9. Andrew Ure | The corpse puppeteer
While Scotsman Andrew Ure is noted in the pages of history as a doctor, scholar, chemist and a business theorist, he’s also infamous for his experiments on a corpse. He performed the most notorious public demonstration on a hanged man. He felt life could be restored through the proper kind of stimulation. He applied electrical probes directly to the muscle through incisions in the flesh. When he applied electric current to the body, the corpse’s eyes opened, the face grimaced, and the arms shot up.
10. Shiro Ishii | Director of the notorious Unit 731
Unit 731 was the biological warfare unit of the Imperial Japanese Army and Shiro Ishii was a microbiologist and a lieutenant there. During the Second Sino-Japanese War, he headed the biggest camp of Unit 731 outside the city of Harbin, China, where he performed gruesome experiments on his prisoners.

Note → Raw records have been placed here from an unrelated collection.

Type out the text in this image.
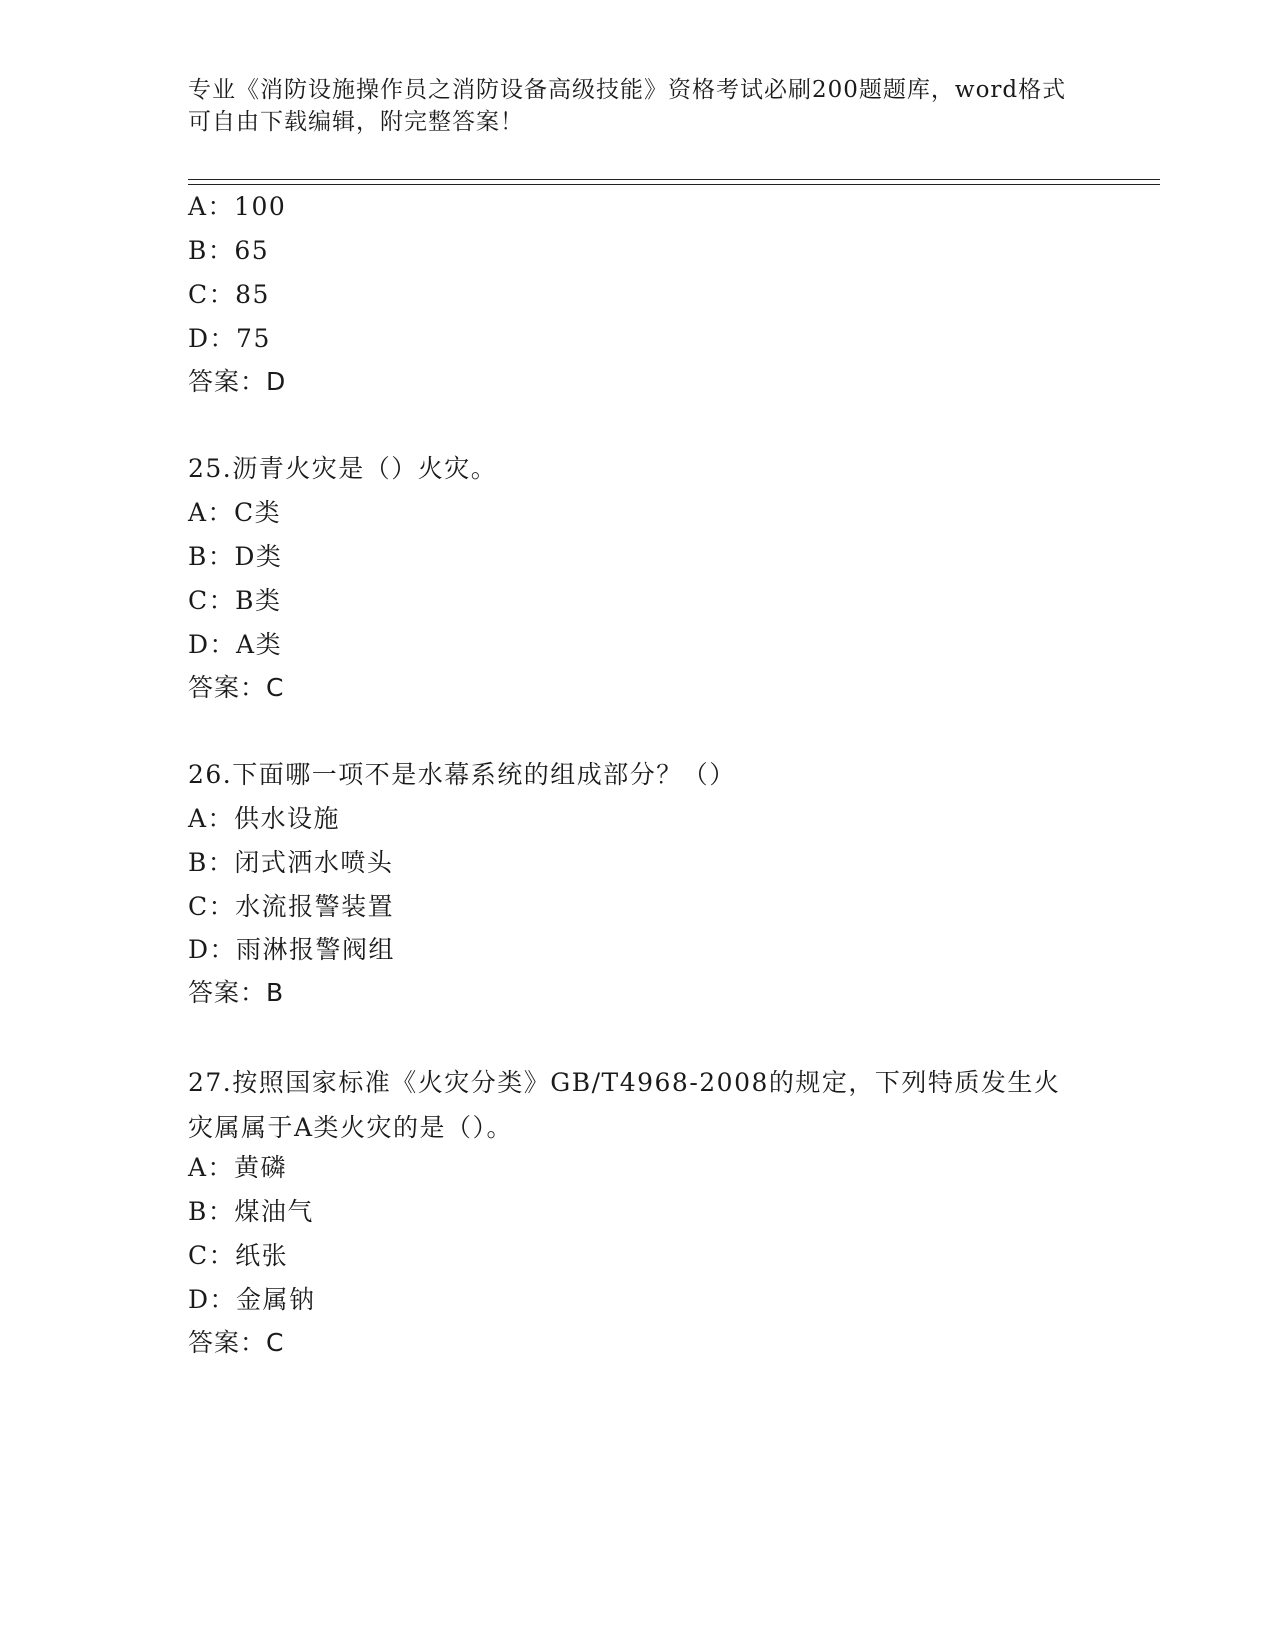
专业《消防设施操作员之消防设备高级技能》资格考试必刷200题题库，word格式可自由下载编辑，附完整答案！
A：100
B：65
C：85
D：75
答案：D
25.沥青火灾是（）火灾。
A：C类
B：D类
C：B类
D：A类
答案：C
26.下面哪一项不是水幕系统的组成部分？（）
A：供水设施
B：闭式洒水喷头
C：水流报警装置
D：雨淋报警阀组
答案：B
27.按照国家标准《火灾分类》GB/T4968-2008的规定，下列特质发生火灾属属于A类火灾的是（）。
A：黄磷
B：煤油气
C：纸张
D：金属钠
答案：C
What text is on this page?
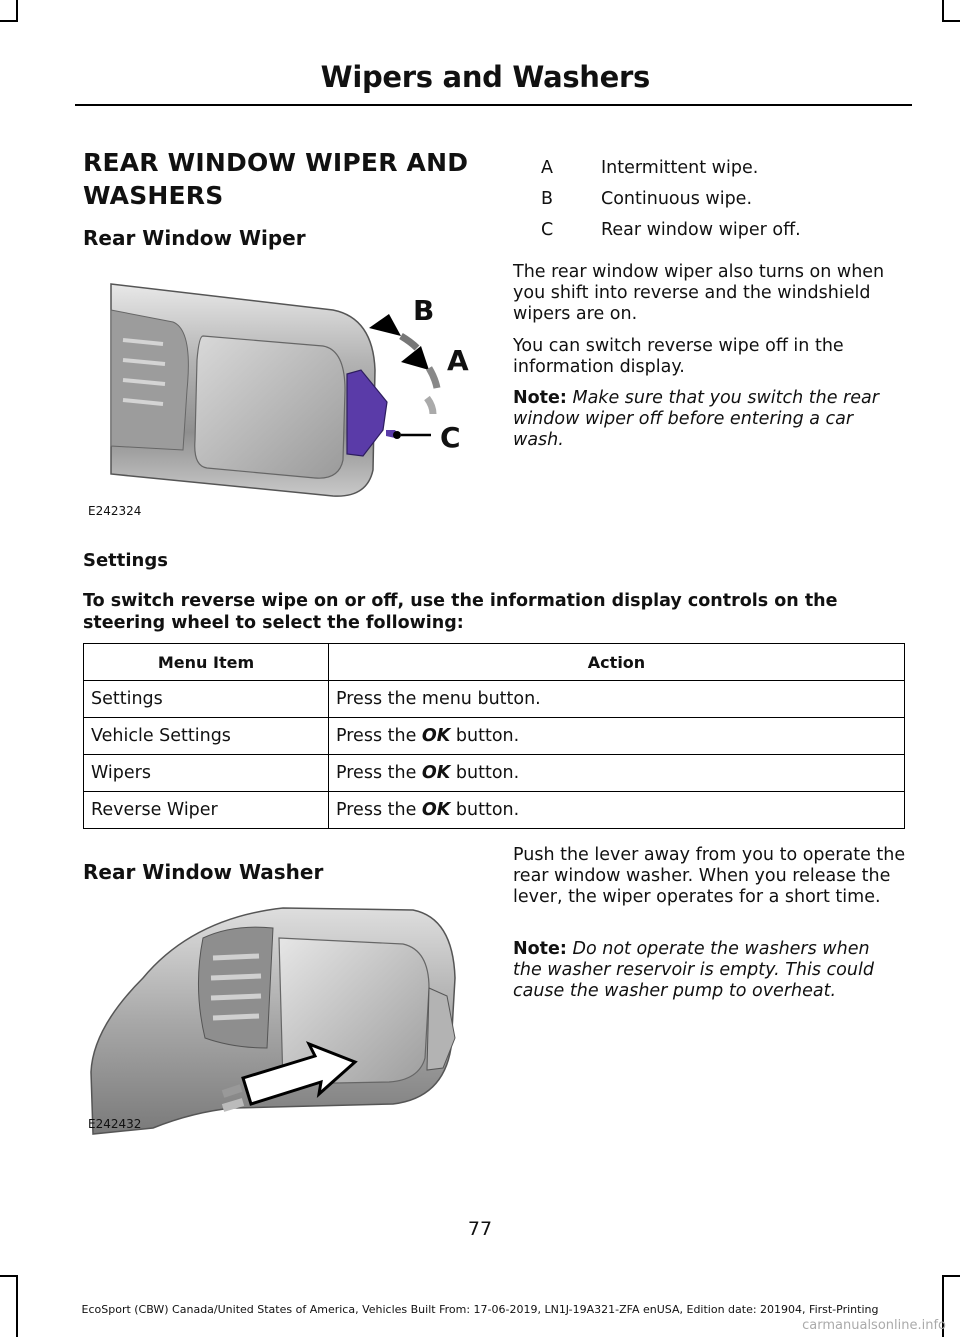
Wipers and Washers
REAR WINDOW WIPER AND WASHERS
Rear Window Wiper
B
A
C
E242324
A	Intermittent wipe.
B	Continuous wipe.
C	Rear window wiper off.

The rear window wiper also turns on when you shift into reverse and the windshield wipers are on.

You can switch reverse wipe off in the information display.

Note: Make sure that you switch the rear window wiper off before entering a car wash.

Settings
To switch reverse wipe on or off, use the information display controls on the steering wheel to select the following:
Menu Item	Action
Settings	Press the menu button.
Vehicle Settings	Press the OK button.
Wipers	Press the OK button.
Reverse Wiper	Press the OK button.
Rear Window Washer
E242432

Push the lever away from you to operate the rear window washer. When you release the lever, the wiper operates for a short time.

Note: Do not operate the washers when the washer reservoir is empty. This could cause the washer pump to overheat.

77
EcoSport (CBW) Canada/United States of America, Vehicles Built From: 17-06-2019, LN1J-19A321-ZFA enUSA, Edition date: 201904, First-Printing
carmanualsonline.info
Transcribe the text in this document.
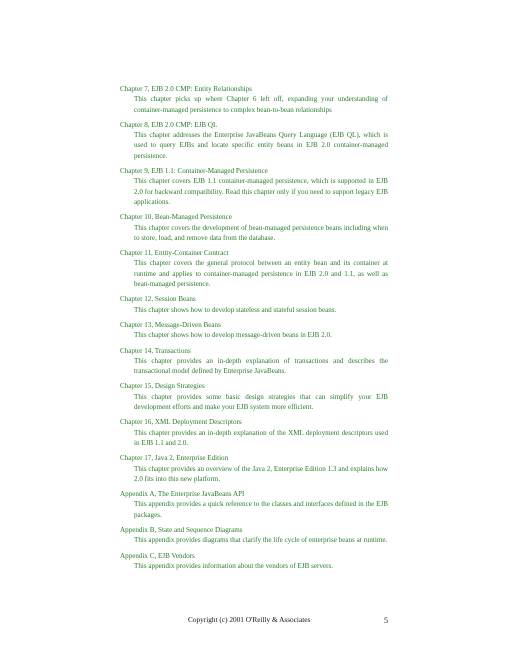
Chapter 7, EJB 2.0 CMP: Entity Relationships
This chapter picks up where Chapter 6 left off, expanding your understanding of container-managed persistence to complex bean-to-bean relationships
Chapter 8, EJB 2.0 CMP: EJB QL
This chapter addresses the Enterprise JavaBeans Query Language (EJB QL), which is used to query EJBs and locate specific entity beans in EJB 2.0 container-managed persistence.
Chapter 9, EJB 1.1: Container-Managed Persistence
This chapter covers EJB 1.1 container-managed persistence, which is supported in EJB 2.0 for backward compatibility. Read this chapter only if you need to support legacy EJB applications.
Chapter 10, Bean-Managed Persistence
This chapter covers the development of bean-managed persistence beans including when to store, load, and remove data from the database.
Chapter 11, Entity-Container Contract
This chapter covers the general protocol between an entity bean and its container at runtime and applies to container-managed persistence in EJB 2.0 and 1.1, as well as bean-managed persistence.
Chapter 12, Session Beans
This chapter shows how to develop stateless and stateful session beans.
Chapter 13, Message-Driven Beans
This chapter shows how to develop message-driven beans in EJB 2.0.
Chapter 14, Transactions
This chapter provides an in-depth explanation of transactions and describes the transactional model defined by Enterprise JavaBeans.
Chapter 15, Design Strategies
This chapter provides some basic design strategies that can simplify your EJB development efforts and make your EJB system more efficient.
Chapter 16, XML Deployment Descriptors
This chapter provides an in-depth explanation of the XML deployment descriptors used in EJB 1.1 and 2.0.
Chapter 17, Java 2, Enterprise Edition
This chapter provides an overview of the Java 2, Enterprise Edition 1.3 and explains how 2.0 fits into this new platform.
Appendix A, The Enterprise JavaBeans API
This appendix provides a quick reference to the classes and interfaces defined in the EJB packages.
Appendix B, State and Sequence Diagrams
This appendix provides diagrams that clarify the life cycle of enterprise beans at runtime.
Appendix C, EJB Vendors
This appendix provides information about the vendors of EJB servers.
Copyright (c) 2001 O'Reilly & Associates	5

This included vivisection of pregnant prisoners (who were impregnated by the captors), amputation of prisoners’ limbs and then re-attaching them to other parts of the body, using live humans to test the impact of flamethrowers and grenades, injecting them with disease causing viruses under the guise of vaccination, deliberately infecting both male and female prisoners with syphilis and gonorrhea through rape… yeah, that’s a long, sadistic list. And guess what? Thanks to the immunity offered by the American Occupation Authorities (who really wanted Japan to not give in to Soviet communism), Ishii was never convicted for his war crimes. He died at the age of 67 due to throat cancer.